Notes: Abstract. Large dsDNA-containing chlorella viruses encode a pyrimidine dimer-specific glycosylase (PDG) that initiates repair of UV-induced pyrimidine dimers. The PDG enzyme is a homologue of the bacteriophage T4-encoded endonuclease V. The pdg gene was cloned and sequenced from 42 chlorella viruses isolated over a 12-year period from diverse geographic regions. Surprisingly, the pdg gene from 15 of these 42 viruses contain a 98-nucleotide intron that is 100% conserved among the viruses and another 4 viruses contain an 81-nucleotide intron, in the same position, that is nearly 100% identical (one virus differed by one base). In contrast, the nucleotides in the pdg coding regions (exons) from the intron-containing viruses are 84 to 100% identical. The introns in the pdg gene have 5′-AG/GTATGT and 3′-TTGCAG/AA splice site sequences which are characteristic of nuclear-located, spliceosomal processed pre-mRNA introns.

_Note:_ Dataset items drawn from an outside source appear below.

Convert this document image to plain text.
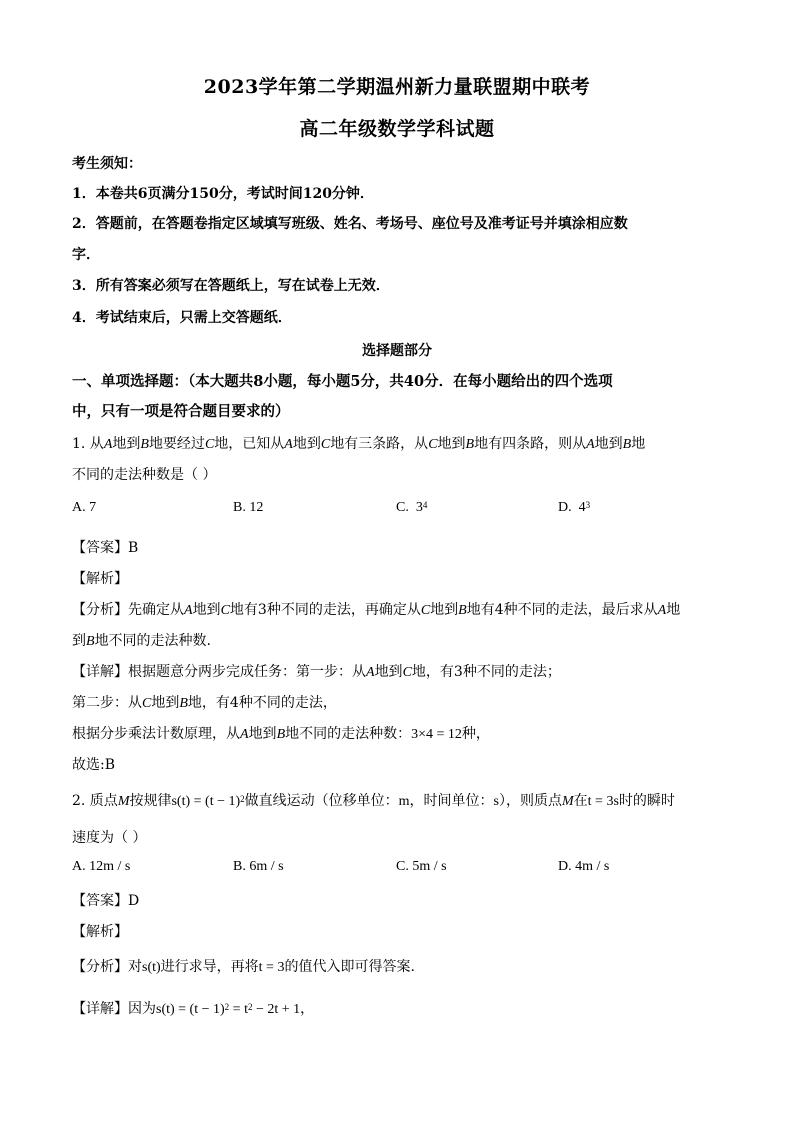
2023学年第二学期温州新力量联盟期中联考
高二年级数学学科试题
考生须知：
1．本卷共6页满分150分，考试时间120分钟．
2．答题前，在答题卷指定区域填写班级、姓名、考场号、座位号及准考证号并填涂相应数
字．
3．所有答案必须写在答题纸上，写在试卷上无效．
4．考试结束后，只需上交答题纸．
选择题部分
一、单项选择题：（本大题共8小题，每小题5分，共40分．在每小题给出的四个选项
中，只有一项是符合题目要求的）
1. 从A地到B地要经过C地，已知从A地到C地有三条路，从C地到B地有四条路，则从A地到B地
不同的走法种数是（ ）
A. 7	B. 12	C. $3^4$	D. $4^3$
【答案】B
【解析】
【分析】先确定从A地到C地有3种不同的走法，再确定从C地到B地有4种不同的走法，最后求从A地
到B地不同的走法种数.
【详解】根据题意分两步完成任务：第一步：从A地到C地，有3种不同的走法；
第二步：从C地到B地，有4种不同的走法，
根据分步乘法计数原理，从A地到B地不同的走法种数：3×4 = 12种，
故选:B
2. 质点M按规律$s(t) = (t - 1)^2$做直线运动（位移单位：m，时间单位：s），则质点M在t = 3s时的瞬时
速度为（ ）
A. 12m / s	B. 6m / s	C. 5m / s	D. 4m / s
【答案】D
【解析】
【分析】对s(t)进行求导，再将t = 3的值代入即可得答案.
【详解】因为$s(t) = (t - 1)^2 = t^2 - 2t + 1$，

The 100% identity of the 98-nucleotide intron sequence in the 15 viruses and the near-perfect identity of an 81-nucleotide intron sequence in another 4 viruses imply strong selective pressure to maintain the DNA sequence of the intron when it is in the pdg gene. However, the ability of intron-plus and intron-minus viruses to repair UV-damaged DNA in the dark was nearly identical. These findings contradict the widely accepted dogma that intron sequences are more variable than exon sequences.